Кузаков, в свою очередь, рассчитывал на то, что «продвинутый» им Бондарев будет сохранять лояльность к нему и поможет оказать влияние на командира дивизии и оттолкнуть его от умного, но иронично настроенного к политорганам начальника штаба Лепина. О сговоре, замыслах и планах этих двух Сазонов в ту ночь еще не знал, но предубеждение против Бондарева у него уже сложилось. И только сейчас, в глухую полночь он признался себе, что «ненаглядный» — так окрестил он своего зама, вложив в это слово горькую иронию обманутых надежд, никогда не будет его близким другом. Представить себе, что он стал бы обсуждать с Бондаревым те спорные вопросы о ходе войны, излишней жестокости в тылу и на фронте, и к своим пленным, необоснованной подозрительности ко всем, кто был на оккупированной территории, он не мог ни в коем случае. Никаких откровений и рассуждений с ним и больше спроса по работе! Вот тогда у него будет меньше времени бегать в политотдел, решил Дмитрий Васильевич.

И с чувством облегчения он настрочил длинную резолюцию, где возлагал на Бондарева исполнение приказа Главного управления «Смерш» по подбору и использованию зафронтовой агентуры на территории противника. В этом приказе была изложена главная задача — получение разведывательной информации о системе обороны вермахта, но для этого нужны были хорошо продуманная система и способы проникновения на прифронтовую территорию противника, легализация исполнителей, а затем сбор разведданных и передача их в Центр. Но главное — были нужны исполнители. А где их взять, таких, каких требовал Приказ: проверенных, умелых, морально устойчивых, преданных партии и правительству?! И опять, вспомнив своего «ненаглядного», он представил себе, как тот приступит к выполнению приказа, не имея опыта в этом деле. «Пусть побеспокоится, побегает, посидит. Подумает, займется делом, может, и встанет на путь истинный, — думал Сазонов. — И сам себе отвечал: — Может и исправится, но шансов очень мало — испортила его служба в облисполкоме и в политотделе!» Потом Дмитрий Васильевич достал еще приказ своего фронтового управления, где указывается на необходимость выявления агентуры противника, внедренной в отряды партизан, перешедших линию фронта из оккупированных районов в связи с активизацией карательных действий гитлеровцев на территории Белоруссии. Он устал читать о том, как и где нужно вести опрос партизан, что нужно было заполнить в опросном листе на подозреваемых лиц с последующей отправкой этих листков в полевые фильтр-лагеря вместе с подозреваемыми. Все было расписано четко и гладко, но не было указано, где капитан Сазонов возьмет столько единиц оперативного состава, чтобы выполнить этот приказ, а ведь сколько времени потребуется на эту писанину!

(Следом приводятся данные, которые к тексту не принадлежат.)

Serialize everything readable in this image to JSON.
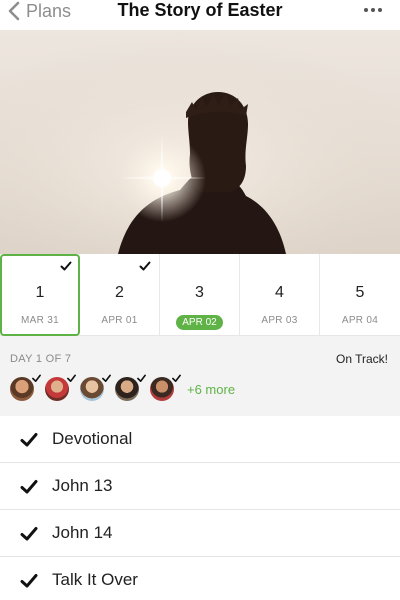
{
  "header": {
    "back_label": "Plans",
    "title": "The Story of Easter",
    "back_icon": "chevron-left-icon",
    "more_icon": "more-horizontal-icon"
  },
  "days": [
    {
      "num": "1",
      "date": "MAR 31",
      "completed": true,
      "selected": true,
      "current": false
    },
    {
      "num": "2",
      "date": "APR 01",
      "completed": true,
      "selected": false,
      "current": false
    },
    {
      "num": "3",
      "date": "APR 02",
      "completed": false,
      "selected": false,
      "current": true
    },
    {
      "num": "4",
      "date": "APR 03",
      "completed": false,
      "selected": false,
      "current": false
    },
    {
      "num": "5",
      "date": "APR 04",
      "completed": false,
      "selected": false,
      "current": false
    }
  ],
  "progress": {
    "day_of": "DAY 1 OF 7",
    "status": "On Track!",
    "more_people": "+6 more",
    "avatar_count": 5
  },
  "items": [
    {
      "label": "Devotional",
      "completed": true
    },
    {
      "label": "John 13",
      "completed": true
    },
    {
      "label": "John 14",
      "completed": true
    },
    {
      "label": "Talk It Over",
      "completed": true
    }
  ],
  "colors": {
    "accent": "#5fb346",
    "background_section": "#f3f3f3",
    "text_muted": "#8a8a8a"
  }
}
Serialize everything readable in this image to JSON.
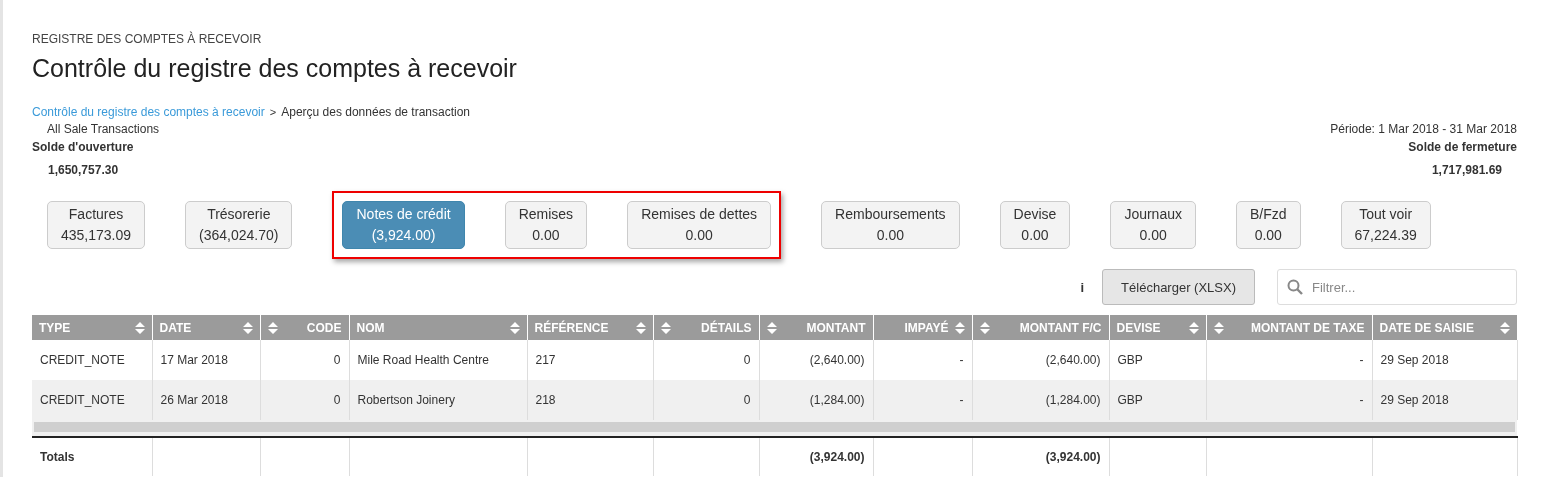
{
  "section": "REGISTRE DES COMPTES À RECEVOIR",
  "title": "Contrôle du registre des comptes à recevoir",
  "breadcrumb": [
    {
      "label": "Contrôle du registre des comptes à recevoir",
      "link": true
    },
    {
      "label": "Aperçu des données de transaction",
      "link": false
    }
  ],
  "breadcrumb_separator": ">",
  "subtitle": "All Sale Transactions",
  "period": "Période: 1 Mar 2018 - 31 Mar 2018",
  "opening": {
    "label": "Solde d'ouverture",
    "value": "1,650,757.30"
  },
  "closing": {
    "label": "Solde de fermeture",
    "value": "1,717,981.69"
  },
  "filters": [
    {
      "label": "Factures",
      "value": "435,173.09",
      "selected": false,
      "highlighted": false
    },
    {
      "label": "Trésorerie",
      "value": "(364,024.70)",
      "selected": false,
      "highlighted": false
    },
    {
      "label": "Notes de crédit",
      "value": "(3,924.00)",
      "selected": true,
      "highlighted": true
    },
    {
      "label": "Remises",
      "value": "0.00",
      "selected": false,
      "highlighted": true
    },
    {
      "label": "Remises de dettes",
      "value": "0.00",
      "selected": false,
      "highlighted": true
    },
    {
      "label": "Remboursements",
      "value": "0.00",
      "selected": false,
      "highlighted": false
    },
    {
      "label": "Devise",
      "value": "0.00",
      "selected": false,
      "highlighted": false
    },
    {
      "label": "Journaux",
      "value": "0.00",
      "selected": false,
      "highlighted": false
    },
    {
      "label": "B/Fzd",
      "value": "0.00",
      "selected": false,
      "highlighted": false
    },
    {
      "label": "Tout voir",
      "value": "67,224.39",
      "selected": false,
      "highlighted": false
    }
  ],
  "info": "i",
  "download_button": "Télécharger (XLSX)",
  "filter_field": {
    "placeholder": "Filtrer..."
  },
  "table": {
    "columns": [
      {
        "label": "TYPE",
        "kind": "text"
      },
      {
        "label": "DATE",
        "kind": "text"
      },
      {
        "label": "CODE",
        "kind": "number"
      },
      {
        "label": "NOM",
        "kind": "text"
      },
      {
        "label": "RÉFÉRENCE",
        "kind": "text"
      },
      {
        "label": "DÉTAILS",
        "kind": "number"
      },
      {
        "label": "MONTANT",
        "kind": "number"
      },
      {
        "label": "IMPAYÉ",
        "kind": "status"
      },
      {
        "label": "MONTANT F/C",
        "kind": "number"
      },
      {
        "label": "DEVISE",
        "kind": "text"
      },
      {
        "label": "MONTANT DE TAXE",
        "kind": "number"
      },
      {
        "label": "DATE DE SAISIE",
        "kind": "text"
      }
    ],
    "rows": [
      [
        "CREDIT_NOTE",
        "17 Mar 2018",
        "0",
        "Mile Road Health Centre",
        "217",
        "0",
        "(2,640.00)",
        "-",
        "(2,640.00)",
        "GBP",
        "-",
        "29 Sep 2018"
      ],
      [
        "CREDIT_NOTE",
        "26 Mar 2018",
        "0",
        "Robertson Joinery",
        "218",
        "0",
        "(1,284.00)",
        "-",
        "(1,284.00)",
        "GBP",
        "-",
        "29 Sep 2018"
      ]
    ],
    "totals": {
      "label": "Totals",
      "montant": "(3,924.00)",
      "montant_fc": "(3,924.00)"
    }
  }
}
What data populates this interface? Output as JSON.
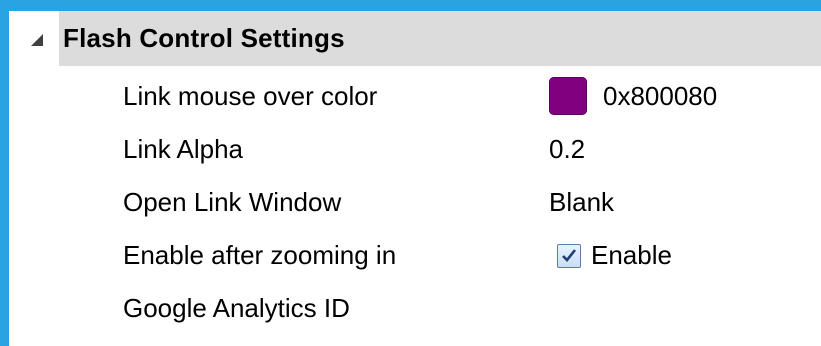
{
  "section": {
    "title": "Flash Control Settings",
    "expanded": true
  },
  "properties": [
    {
      "label": "Link mouse over color",
      "value": "0x800080",
      "swatch_color": "#800080"
    },
    {
      "label": "Link Alpha",
      "value": "0.2"
    },
    {
      "label": "Open Link Window",
      "value": "Blank"
    },
    {
      "label": "Enable after zooming in",
      "value": "Enable",
      "checked": true
    },
    {
      "label": "Google Analytics ID",
      "value": ""
    }
  ],
  "colors": {
    "frame_border": "#2aa3e3",
    "header_background": "#dcdcdc",
    "swatch": "#800080"
  }
}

Но вот папка приказов опустела, и Дмитрий Васильевич начал читать последний, где на его отдел возлагалась тяжелая и кропотливая работа: «…учитывая положительный опыт в отдельных эпизодах по использованию маршрутной агентуры для выявления среди пополнения, которое направляемая в действующую армию, лиц, вынашивающих изменнические настроения по переходу на сторону врага, а также с преступным прошлым, склонных к неподчинению командирам, азартным играм, разбою, мародерству, кражам и т. д., как показала практика, предварительное изучение контингента пополнения в запасных полках, маршевых ротах способствует выявлению и предупреждению преступлений в Действующей армии, ее тыловых частях и усилению их боеспособности!..» И он с интересом прочитал главную часть приказа — приказную, где предписывалось составить план подготовительных мероприятий, заполнить от руки карточки на завербованных агентов-маршрутников и направить их в учетные подразделения фронтовых управлений Особых отделов, а самих «маршрутников» в зависимости от обстоятельств под соответствующими легендами внедрять в пересыльные пункты, полевые военкоматы, резервные подразделения, учебные полки и батальоны. А дальше шел абзац о том, с кем из армейских начальников нужно было согласовывать командирование «маршрутников». И в конце приказа очень строго: «…докладывать по результатам мероприятий ежемесячно во Фронтовые Управления особистов».

Сазонов мысленно одобрил авторов приказа. Уж ему-то не знать армейских уголовников! Они прошли перед ним как задержанные, арестованные, подследственные, и ни один из них не вызывал у него симпатий и сожаления. Внешне, а больше внутренне, они походили друг на друга: жестокие, злобные, жадные. Многие из них — бывшие деревенские, испорченные тяжелым, неквалифицированным и непривычным для них трудом на многочисленных стройках, неустроенностью, беспризорностью, жуткими барачными нравами, воровскими компаниями, искалечившими их тела, нрав и души. Как и их предки, они не любили любую власть и ее законы и относились к ним без уважения, но и власть отвечала взаимностью, а ее законы с излишней жестокостью гнули и ломали, не оставляя им надежды на прощение или смягчение их вины. Только страх перед неотвратимостью наказания заставлял многих из них подавить в себе вольницу, подчиняться командирам и безропотно нести тяжкий крест солдата войны.

Была уже полночь. Закончив просмотр бумаг, довольный, что ему никто не помешал — телефон молчал, никто не приходил, не отрывал его от этого нудного, но необходимого занятия, — он вышел из блиндажа. Небо наполовину очистилось от косматых туч и поблескивало далекими звездами. Где-то далеко, на левом фланге, катились отблески осветительных ракет, стояла тишина, но она была тревожной и пугающей из-за близости фронта.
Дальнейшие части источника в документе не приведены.